# GPU vs CPU benchmarks with Flux.jl

This post compares the training time of a simple convolutional neural network on a GPU and CPU. The data, network architecture, and training loops are based on those provided in the fluxml.ai tutorial on deep learning.
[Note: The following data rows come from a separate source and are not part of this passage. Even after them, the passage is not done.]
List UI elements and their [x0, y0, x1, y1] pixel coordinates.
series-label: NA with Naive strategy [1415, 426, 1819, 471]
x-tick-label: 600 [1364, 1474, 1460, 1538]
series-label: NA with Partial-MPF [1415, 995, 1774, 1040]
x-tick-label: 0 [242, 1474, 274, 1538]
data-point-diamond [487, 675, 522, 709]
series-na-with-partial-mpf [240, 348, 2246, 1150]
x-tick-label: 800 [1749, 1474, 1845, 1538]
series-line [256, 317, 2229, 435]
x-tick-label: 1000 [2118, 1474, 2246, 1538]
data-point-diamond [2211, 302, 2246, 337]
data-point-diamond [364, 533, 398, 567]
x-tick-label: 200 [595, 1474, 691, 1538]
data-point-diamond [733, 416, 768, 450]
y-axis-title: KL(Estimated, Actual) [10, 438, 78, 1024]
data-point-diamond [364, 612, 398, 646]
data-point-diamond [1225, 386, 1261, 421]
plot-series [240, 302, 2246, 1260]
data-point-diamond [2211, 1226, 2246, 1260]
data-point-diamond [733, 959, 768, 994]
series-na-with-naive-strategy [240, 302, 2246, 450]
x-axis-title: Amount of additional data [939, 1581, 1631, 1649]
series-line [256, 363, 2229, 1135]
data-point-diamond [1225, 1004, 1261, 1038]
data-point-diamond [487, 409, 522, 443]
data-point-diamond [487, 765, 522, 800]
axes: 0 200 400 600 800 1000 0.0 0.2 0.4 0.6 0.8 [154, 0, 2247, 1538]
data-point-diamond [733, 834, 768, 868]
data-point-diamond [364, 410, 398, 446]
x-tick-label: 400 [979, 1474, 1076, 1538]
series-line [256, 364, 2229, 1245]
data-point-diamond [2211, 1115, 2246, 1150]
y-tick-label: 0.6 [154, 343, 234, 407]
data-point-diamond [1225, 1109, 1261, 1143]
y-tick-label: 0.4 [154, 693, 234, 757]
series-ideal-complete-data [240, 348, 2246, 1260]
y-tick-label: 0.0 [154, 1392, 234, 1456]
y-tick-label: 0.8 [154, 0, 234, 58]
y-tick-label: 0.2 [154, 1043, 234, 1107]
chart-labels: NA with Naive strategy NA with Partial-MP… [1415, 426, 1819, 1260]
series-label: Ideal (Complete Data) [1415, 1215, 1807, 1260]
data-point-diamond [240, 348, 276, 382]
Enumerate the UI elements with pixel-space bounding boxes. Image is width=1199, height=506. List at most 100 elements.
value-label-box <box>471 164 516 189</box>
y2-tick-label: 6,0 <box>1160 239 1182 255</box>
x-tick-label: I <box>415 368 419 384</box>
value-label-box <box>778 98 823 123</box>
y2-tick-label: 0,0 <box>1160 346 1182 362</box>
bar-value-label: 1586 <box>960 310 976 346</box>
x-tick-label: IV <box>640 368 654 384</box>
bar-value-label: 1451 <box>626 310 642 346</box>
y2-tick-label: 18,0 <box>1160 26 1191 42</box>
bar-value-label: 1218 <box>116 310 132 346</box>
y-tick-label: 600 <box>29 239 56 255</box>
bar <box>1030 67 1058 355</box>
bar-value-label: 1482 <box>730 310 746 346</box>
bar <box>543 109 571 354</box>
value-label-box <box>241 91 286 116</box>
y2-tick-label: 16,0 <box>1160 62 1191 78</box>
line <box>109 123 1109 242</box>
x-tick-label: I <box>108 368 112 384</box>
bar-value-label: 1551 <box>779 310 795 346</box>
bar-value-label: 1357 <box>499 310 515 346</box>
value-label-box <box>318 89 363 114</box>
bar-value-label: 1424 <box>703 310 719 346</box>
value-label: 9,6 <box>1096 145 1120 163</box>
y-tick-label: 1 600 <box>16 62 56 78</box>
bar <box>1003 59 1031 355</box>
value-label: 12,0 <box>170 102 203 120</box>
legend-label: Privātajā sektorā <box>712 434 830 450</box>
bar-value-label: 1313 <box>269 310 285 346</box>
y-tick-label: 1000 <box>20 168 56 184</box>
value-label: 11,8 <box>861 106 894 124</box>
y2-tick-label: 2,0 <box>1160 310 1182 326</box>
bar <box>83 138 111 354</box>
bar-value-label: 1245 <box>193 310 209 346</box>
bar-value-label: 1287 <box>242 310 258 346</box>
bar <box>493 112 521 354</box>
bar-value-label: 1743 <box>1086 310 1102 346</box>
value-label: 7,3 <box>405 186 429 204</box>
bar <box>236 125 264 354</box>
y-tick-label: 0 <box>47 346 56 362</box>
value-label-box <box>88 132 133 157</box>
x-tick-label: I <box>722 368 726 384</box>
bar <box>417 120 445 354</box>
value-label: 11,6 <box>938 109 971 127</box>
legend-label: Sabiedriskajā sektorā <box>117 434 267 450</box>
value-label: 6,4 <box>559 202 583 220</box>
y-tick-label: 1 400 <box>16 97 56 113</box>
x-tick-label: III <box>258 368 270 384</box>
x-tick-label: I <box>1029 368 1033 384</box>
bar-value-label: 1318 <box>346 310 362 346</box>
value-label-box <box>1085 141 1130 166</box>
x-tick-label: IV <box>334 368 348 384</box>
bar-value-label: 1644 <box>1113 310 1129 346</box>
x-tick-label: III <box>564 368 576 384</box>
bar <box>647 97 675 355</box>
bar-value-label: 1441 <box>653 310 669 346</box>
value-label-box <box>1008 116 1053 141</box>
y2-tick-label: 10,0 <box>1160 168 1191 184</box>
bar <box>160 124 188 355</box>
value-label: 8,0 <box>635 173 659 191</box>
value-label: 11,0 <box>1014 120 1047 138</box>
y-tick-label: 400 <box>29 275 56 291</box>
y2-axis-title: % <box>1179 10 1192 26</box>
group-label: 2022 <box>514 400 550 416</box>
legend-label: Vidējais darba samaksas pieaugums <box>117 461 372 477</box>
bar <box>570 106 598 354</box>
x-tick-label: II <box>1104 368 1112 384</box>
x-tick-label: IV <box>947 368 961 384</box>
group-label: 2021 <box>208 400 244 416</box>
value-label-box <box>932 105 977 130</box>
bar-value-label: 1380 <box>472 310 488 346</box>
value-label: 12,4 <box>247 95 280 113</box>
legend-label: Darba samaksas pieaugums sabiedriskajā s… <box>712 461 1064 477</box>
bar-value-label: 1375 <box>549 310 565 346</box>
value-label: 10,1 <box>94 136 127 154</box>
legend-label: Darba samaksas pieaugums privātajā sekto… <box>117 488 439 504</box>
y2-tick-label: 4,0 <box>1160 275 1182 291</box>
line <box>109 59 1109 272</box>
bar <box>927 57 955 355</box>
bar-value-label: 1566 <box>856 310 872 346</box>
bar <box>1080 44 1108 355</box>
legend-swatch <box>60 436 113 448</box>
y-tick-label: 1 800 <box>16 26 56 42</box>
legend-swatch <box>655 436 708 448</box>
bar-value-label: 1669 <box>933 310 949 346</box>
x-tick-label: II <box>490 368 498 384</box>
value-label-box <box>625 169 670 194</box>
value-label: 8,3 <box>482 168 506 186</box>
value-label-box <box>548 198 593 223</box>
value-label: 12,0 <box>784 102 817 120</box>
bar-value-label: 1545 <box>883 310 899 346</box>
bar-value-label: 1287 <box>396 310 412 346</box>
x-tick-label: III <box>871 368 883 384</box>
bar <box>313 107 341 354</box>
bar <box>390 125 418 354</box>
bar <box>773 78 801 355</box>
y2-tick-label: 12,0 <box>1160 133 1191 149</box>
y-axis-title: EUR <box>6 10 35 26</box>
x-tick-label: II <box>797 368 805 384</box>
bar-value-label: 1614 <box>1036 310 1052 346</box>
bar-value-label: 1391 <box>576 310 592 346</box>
I am using a Dell XPS 13 laptop with an Intel i7-7500U CPU, connected to an Nvidia GTX 1080 using the Razer Core X external GPU dock. Neither the CPU nor the GPU are particularly fast compared to 2021 hardware, so you can expect to see much faster results on modern machines.

### Preliminaries

As usual, the necessary packages are loaded. Unless you already have it stored locally, the image data, which we will train the neural networks on, also needs to be downloaded.

# Load necessary packages
using Statistics
using Flux, Flux.Optimise
using Flux: onehotbatch, onecold
using Flux: crossentropy, Momentum
using Base.Iterators: partition
using CUDA
using Images.ImageCore
using BenchmarkTools: @btime



### Data preparation

Prior to training, the downloaded image data needs to be prepared and loaded onto the GPU. I don’t specify a validation sample here as the focus is entirely on benchmarking training time. (Note that explicit transfer to the cpu via |> cpu is not necessary. I do this here solely for emphasis.)

# Prepare data
X = trainimgs(CIFAR10)
labels = onehotbatch([X[i].ground_truth.class for i in 1:50000],1:10)
getarray(X) = float.(permutedims(channelview(X), (2, 3, 1)))
imgs = [getarray(X[i].img) for i in 1:50000]

# Load data to gpu and cpu
train_gpu = ([(cat(imgs[i]..., dims = 4),
labels[:,i]) for i in partition(1:50000, 1000)]) |> gpu
train_cpu = ([(cat(imgs[i]..., dims = 4),
labels[:,i]) for i in partition(1:50000, 1000)]) |> cpu


### Neural network construction

The constructed convolutional neural network has a total of 39,558 trainable parameters. We need to define one for both the GPU and CPU separately.

# Define neural networks for both gpu and cpu
m_gpu = Chain(
Conv((5,5), 3=>16, relu),
MaxPool((2,2)),
Conv((5,5), 16=>8, relu),
MaxPool((2,2)),
x -> reshape(x, :, size(x, 4)),
Dense(200, 120),
Dense(120, 84),
Dense(84, 10),
softmax) |> gpu

m_cpu = Chain(
Conv((5,5), 3=>16, relu),
MaxPool((2,2)),
Conv((5,5), 16=>8, relu),
MaxPool((2,2)),
x -> reshape(x, :, size(x, 4)),
Dense(200, 120),
Dense(120, 84),
Dense(84, 10),
softmax) |> cpu


Finally, the loss and optimizers need to be defined. I again define these for the GPU and CPU separately to avoid any contamination.

# Define loss and optimizer
loss_gpu(x, y) = sum(crossentropy(m_gpu(x), y))
opt_gpu = Momentum(0.01)

loss_cpu(x, y) = sum(crossentropy(m_cpu(x), y))
opt_cpu = Momentum(0.01)


### Benchmark Results

The training loops defined below are set to a single epoch to avoid overly long runtimes (on the CPU). Of course, feel free to increase the epochs for more extensive benchmarking.

# Set number of training iterations
epochs = 1

# GPU benchmark
@btime for epoch = 1:epochs
for d in train_gpu
l = loss_gpu(d...)
end
update!(opt_gpu, params(m_gpu), gs)
end
end

julia> 828.756 ms (1407620 allocations: 56.20 MiB)

# CPU benchmark
@btime for epoch = 1:epochs
for d in train_cpu